Sixties – Boborelax chair
The Boborelax chair couldn’t be more sixties. It’s an innovation in relaxation; the first ever monobloc chair. A single, bright block of colour, creating a silhouette that was made to lay back, relax and chill on. Its very design is a new-age revolution, throwing out old, stringent rules about how to use a chair. Straight backed, with your arms by your sides has no place here; you can use this to sit or lay on in any way you like. Stick it to the man, dude! The chair also notably rejects the old, tried and tested materials of the past, in favour of modern materials like polyurethane.
Seventies – Tizio lamp
The minimalist side of seventies furniture design took the shocking shapes and new materials of the sixties and boiled them down to objects that were purely practical and shapes that were simplistically hypnotic. The Tizio lamp is a brilliant example of this. The crane shaped wonder comprises very little, yet has good light reach and it bends into any shape. Everything is on show in the form of straight, scaffolding-like lines and weighty counterbalance ends. It all feels perfectly necessary and fitting for any space.
Eighties – Carlton wall unit
The Clash wasn’t just a band in the eighties, it was a whole design and fashion movement, and the designer of this wall unit, Ettore Sottsass, was at the helm. This massive, abrasive collage of bright, contrasting colours and sharp shapes is probably not what everyone remembers having in their home in the eighties. But when you think about it, it really does sum up the design attitudes of the bigger, badder, brighter decade quite well.
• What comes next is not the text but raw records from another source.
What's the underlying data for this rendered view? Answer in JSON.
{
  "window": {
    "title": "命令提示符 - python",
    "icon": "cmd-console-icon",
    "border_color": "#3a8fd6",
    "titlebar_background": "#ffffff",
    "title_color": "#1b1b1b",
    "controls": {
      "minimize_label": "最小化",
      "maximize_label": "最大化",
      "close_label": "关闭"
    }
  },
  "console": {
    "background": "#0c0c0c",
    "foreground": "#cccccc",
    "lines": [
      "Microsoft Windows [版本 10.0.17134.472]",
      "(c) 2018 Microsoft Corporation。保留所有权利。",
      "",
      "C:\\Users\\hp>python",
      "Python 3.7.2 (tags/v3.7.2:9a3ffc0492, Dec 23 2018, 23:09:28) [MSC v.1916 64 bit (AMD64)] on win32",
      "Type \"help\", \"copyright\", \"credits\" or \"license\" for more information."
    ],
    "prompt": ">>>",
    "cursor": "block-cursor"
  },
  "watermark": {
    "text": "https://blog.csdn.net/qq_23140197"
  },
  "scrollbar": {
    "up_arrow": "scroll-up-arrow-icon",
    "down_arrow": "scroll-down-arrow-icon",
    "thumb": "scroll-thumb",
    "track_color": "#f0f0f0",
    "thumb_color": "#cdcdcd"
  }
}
Nineties –Bookworm bookshelf
In the nineties, the voice of the people came to the fore as it hadn’t for a long time. They wanted excitement, creativity and a better future, and they wanted to be in control. Enter the Bookworm bookshelf; a colourful, futuristic shelf of plastic and steel that could be bent into any shape the owner wanted. It looked electrifying, like something out of a sci-fi film and buyers could manipulate and shape it to make it their own.
Naughties – Ploum sofa
The nineties pursuit of a free, exciting lifestyle had run its course by the millennium, with people realising what they wanted and how to get it. The following decade was one of niche and choice. One very popular niche was vintage revival; an artform into which this strangely familiar, yet alien, piece fits. With a modernist celebration of new materials, a classical overstuffed look, a post-modern asymmetry and a mid-century focus on form, this sofa could fit anywhere into the fifty years this article covers. As such, it seems like a perfect place to finish.